Akabinde Kendilerine okunan Kitap'ı sana indirmemiz onlara yetmedi mi? Ayetiyle, mucize isteyenlerin samimiyetsizlikleri yüzlerine vurulur. Tüm bu gerçeklere rağmen inanmayanlar, işi yokuşa sürmek adına illa gözleri ile görebilecekleri mucize isteklerinde ısrar ederler.
İstedikleri mucize veya mucizeler gelmeyince bir kısım insanlar inanmamanın yanında, Allah resulüne ve inananlara eziyet etmeye başlarlar. Mucize isteyenlerin iç dünyasından haberdar olmayan Allah resulü, Mucize gösterilirse bu insanların inanacağı zannına sahipti. İlk önceleri mucize gelirse inanacaklarını ümit ediyordu. İnsan olması hasebiyle Allah resulü de mucize isteklerine cevap verilmemesi yüzünden üzülmeye başlaması üzerine Allah-u Teâlâ Eğer onların yüz çevirmeleri sana ağır geldiyse; bir delik açıp yerin dibine inerek yahut bir merdiven kurup göğe çıkarak onlara bir mucize getirmeye gücün yetiyorsa durma, yap! (Enam/35) şeklinde uyarısını gönderir.
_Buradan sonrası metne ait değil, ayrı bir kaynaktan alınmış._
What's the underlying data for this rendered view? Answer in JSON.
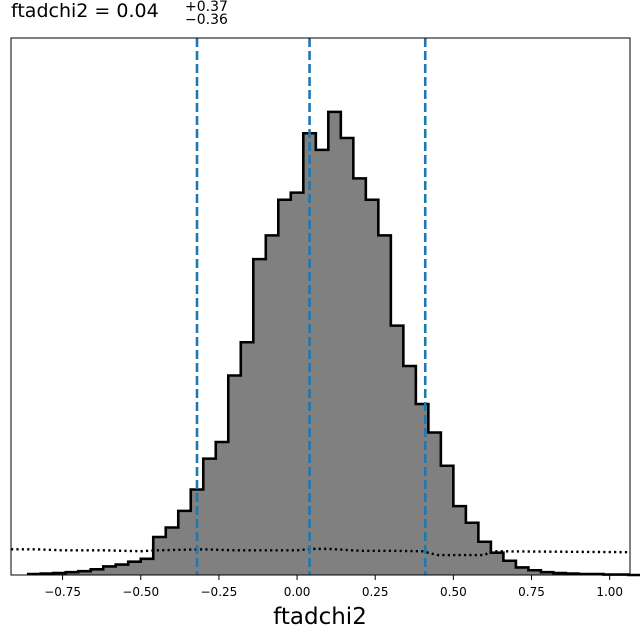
{
  "chart_data": {
    "type": "histogram",
    "title": {
      "param": "ftadchi2",
      "value": "0.04",
      "upper": "+0.37",
      "lower": "−0.36",
      "equals": " = "
    },
    "xlabel": "ftadchi2",
    "ylabel": "",
    "xlim": [
      -0.915,
      1.065
    ],
    "ylim": [
      0,
      1.0
    ],
    "xticks": [
      {
        "value": -0.75,
        "label": "−0.75"
      },
      {
        "value": -0.5,
        "label": "−0.50"
      },
      {
        "value": -0.25,
        "label": "−0.25"
      },
      {
        "value": 0.0,
        "label": "0.00"
      },
      {
        "value": 0.25,
        "label": "0.25"
      },
      {
        "value": 0.5,
        "label": "0.50"
      },
      {
        "value": 0.75,
        "label": "0.75"
      },
      {
        "value": 1.0,
        "label": "1.00"
      }
    ],
    "bin_start": -0.86,
    "bin_width": 0.04,
    "counts": [
      0.002,
      0.003,
      0.004,
      0.006,
      0.008,
      0.012,
      0.018,
      0.022,
      0.028,
      0.034,
      0.08,
      0.1,
      0.135,
      0.18,
      0.245,
      0.28,
      0.42,
      0.49,
      0.665,
      0.715,
      0.79,
      0.805,
      0.93,
      0.895,
      0.975,
      0.92,
      0.835,
      0.79,
      0.715,
      0.525,
      0.44,
      0.36,
      0.3,
      0.23,
      0.145,
      0.11,
      0.07,
      0.047,
      0.03,
      0.016,
      0.01,
      0.006,
      0.004,
      0.003,
      0.002,
      0.002,
      0.001,
      0.001,
      0.0
    ],
    "quantile_lines": [
      -0.32,
      0.04,
      0.41
    ],
    "prior_curve": {
      "x": [
        -0.915,
        -0.83,
        -0.75,
        -0.62,
        -0.5,
        -0.45,
        -0.3,
        -0.2,
        -0.1,
        0.0,
        0.05,
        0.1,
        0.2,
        0.3,
        0.4,
        0.45,
        0.6,
        0.62,
        1.065
      ],
      "y": [
        0.054,
        0.054,
        0.052,
        0.052,
        0.05,
        0.052,
        0.054,
        0.052,
        0.052,
        0.052,
        0.055,
        0.055,
        0.051,
        0.051,
        0.05,
        0.042,
        0.042,
        0.05,
        0.048
      ]
    },
    "colors": {
      "fill": "#808080",
      "edge": "#000000",
      "quantile": "#1f77b4",
      "prior": "#000000"
    }
  }
}
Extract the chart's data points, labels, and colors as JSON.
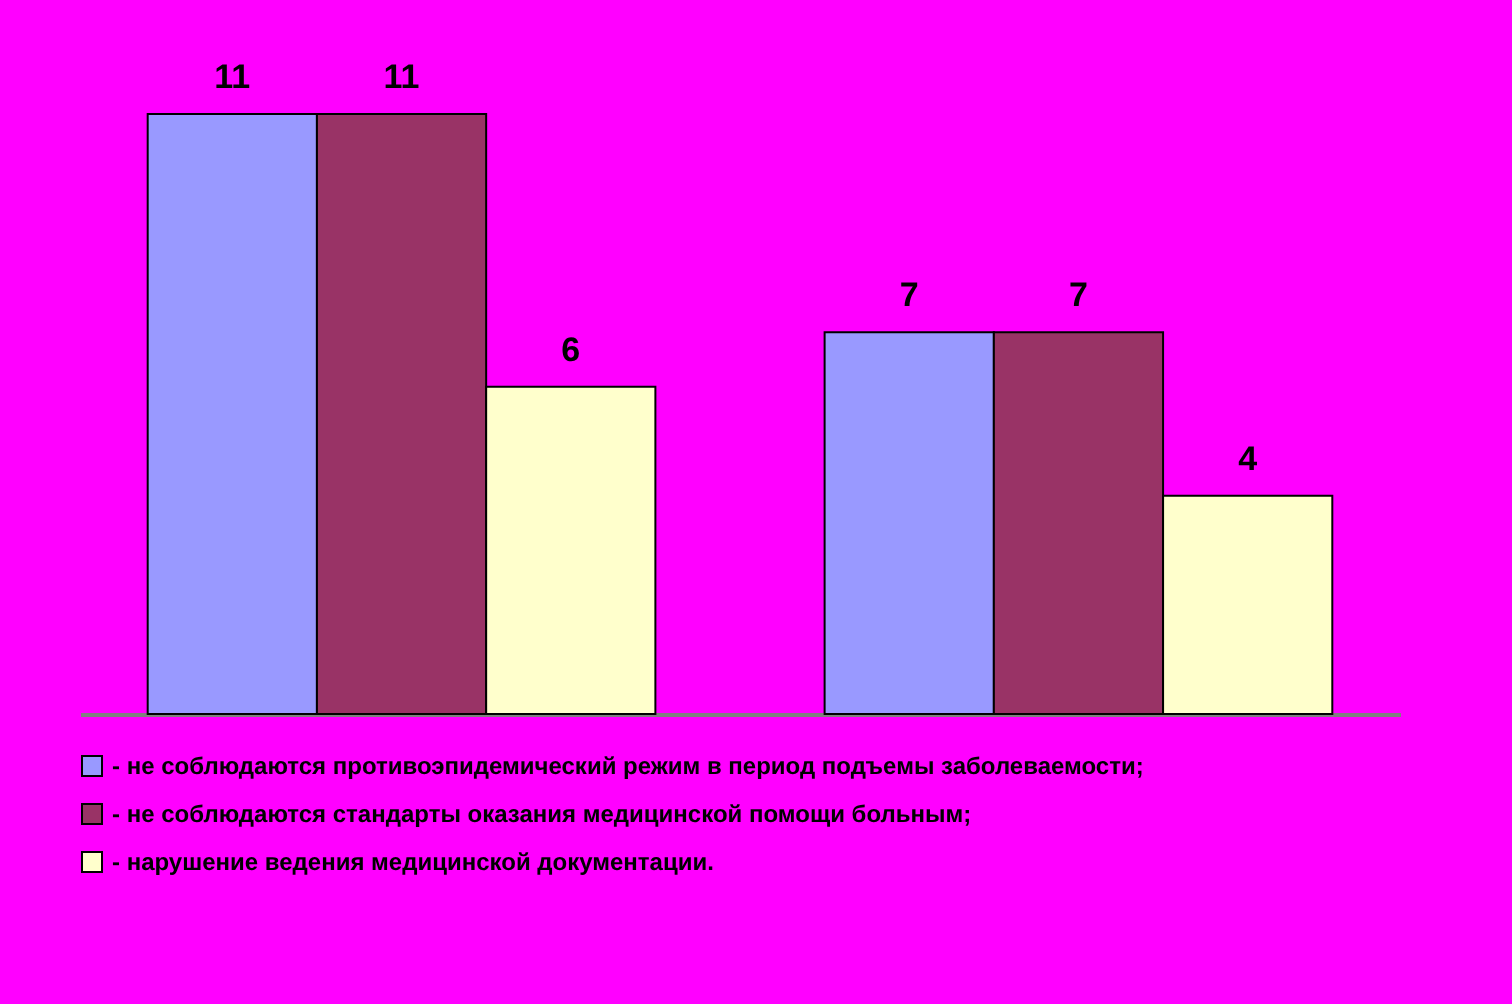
{
  "chart_data": {
    "type": "bar",
    "categories": [
      null,
      null
    ],
    "series": [
      {
        "name": "- не соблюдаются противоэпидемический режим в период подъемы заболеваемости;",
        "color": "#9999ff",
        "values": [
          11,
          7
        ]
      },
      {
        "name": "- не соблюдаются стандарты оказания медицинской помощи больным;",
        "color": "#993366",
        "values": [
          11,
          7
        ]
      },
      {
        "name": "- нарушение ведения медицинской документации.",
        "color": "#ffffcc",
        "values": [
          6,
          4
        ]
      }
    ],
    "data_labels": true,
    "legend": "bottom",
    "grid": false,
    "tick_labels": false
  }
}
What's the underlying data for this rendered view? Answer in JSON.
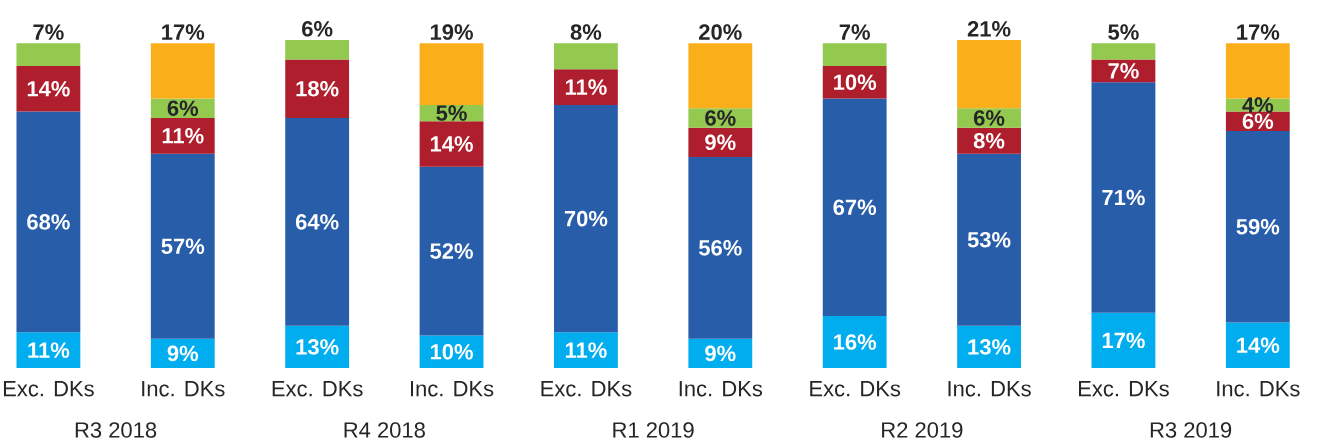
{
  "chart_data": {
    "type": "bar",
    "stacked": true,
    "categories": [
      "Exc. DKs",
      "Inc. DKs",
      "Exc. DKs",
      "Inc. DKs",
      "Exc. DKs",
      "Inc. DKs",
      "Exc. DKs",
      "Inc. DKs",
      "Exc. DKs",
      "Inc. DKs"
    ],
    "series": [
      {
        "color": "#00aeef",
        "values": [
          11,
          9,
          13,
          10,
          11,
          9,
          16,
          13,
          17,
          14
        ],
        "value_labels": [
          "11%",
          "9%",
          "13%",
          "10%",
          "11%",
          "9%",
          "16%",
          "13%",
          "17%",
          "14%"
        ]
      },
      {
        "color": "#275da9",
        "values": [
          68,
          57,
          64,
          52,
          70,
          56,
          67,
          53,
          71,
          59
        ],
        "value_labels": [
          "68%",
          "57%",
          "64%",
          "52%",
          "70%",
          "56%",
          "67%",
          "53%",
          "71%",
          "59%"
        ]
      },
      {
        "color": "#ae1e2d",
        "values": [
          14,
          11,
          18,
          14,
          11,
          9,
          10,
          8,
          7,
          6
        ],
        "value_labels": [
          "14%",
          "11%",
          "18%",
          "14%",
          "11%",
          "9%",
          "10%",
          "8%",
          "7%",
          "6%"
        ]
      },
      {
        "color": "#94c94f",
        "values": [
          7,
          6,
          6,
          5,
          8,
          6,
          7,
          6,
          5,
          4
        ],
        "value_labels": [
          "7%",
          "6%",
          "6%",
          "5%",
          "8%",
          "6%",
          "7%",
          "6%",
          "5%",
          "4%"
        ]
      },
      {
        "color": "#f9ae1a",
        "values": [
          null,
          17,
          null,
          19,
          null,
          20,
          null,
          21,
          null,
          17
        ],
        "value_labels": [
          null,
          "17%",
          null,
          "19%",
          null,
          "20%",
          null,
          "21%",
          null,
          "17%"
        ]
      }
    ],
    "annotations": [
      "R3 2018",
      "R4 2018",
      "R1 2019",
      "R2 2019",
      "R3 2019"
    ]
  }
}
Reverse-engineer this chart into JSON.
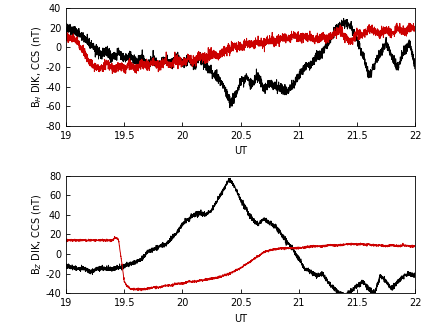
{
  "xlim": [
    19,
    22
  ],
  "xticks": [
    19,
    19.5,
    20,
    20.5,
    21,
    21.5,
    22
  ],
  "xlabel": "UT",
  "bh_ylim": [
    -80,
    40
  ],
  "bh_yticks": [
    -80,
    -60,
    -40,
    -20,
    0,
    20,
    40
  ],
  "bh_ylabel": "B$_H$ DIK, CCS (nT)",
  "bz_ylim": [
    -40,
    80
  ],
  "bz_yticks": [
    -40,
    -20,
    0,
    20,
    40,
    60,
    80
  ],
  "bz_ylabel": "B$_Z$ DIK, CCS (nT)",
  "line_color_black": "#000000",
  "line_color_red": "#cc0000",
  "background_color": "#ffffff",
  "linewidth": 0.7
}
Bu uyarının akabinde Allah-u Teâlâ mucizeler konusunda "Şüphesiz Allah'ın, bir mucize indirmeğegücü yeter" (Enam/37) buyurarak mucize inmemesinin sebebinin Allahın güçsüzlüğü veya yapamaması ile alakalı olmadığını beyan ettikten sonra; Bizi, (Kureyş'in istediği) mucizeleri göndermekten, ancak, öncekilerin onları yalanlamış olması alıkoydu (İsra/59) buyrulur.
Allah-u Teâlânın sünnetullahı gereği, mucize talebinde bulunanlar, istekleri gerçekleştiği zaman iki seçenekle yüzleşmek zorunda kalırlar. Ya inanacaklar, ya da helak olmakla cezalandırılacaklar. Rahmetinin bir tecellisi olarak, inanmayanların mucize isteklerini gerçekleştirmeme sebebini Allah (cc) şöyle açıklar; Onlar bir mucize görseler yüz çevirirler ve "Süregelen bir sihirdir" derler (kamer/2)
Allahın varlığına ve Hz Muhammedin Allahın(cc) elçisi olduğuna inanmak isteğinde samimi olanlar için istedikleri mucize ve delili Akebut suresi 51 ayetinde şöyle dile getiriyor.KENDİLERİNE OKUNMAKTA OLAN KİTAB'I SANA İNDİRMEMİZ (MUCİZE) ONLARA YETMİYOR MU?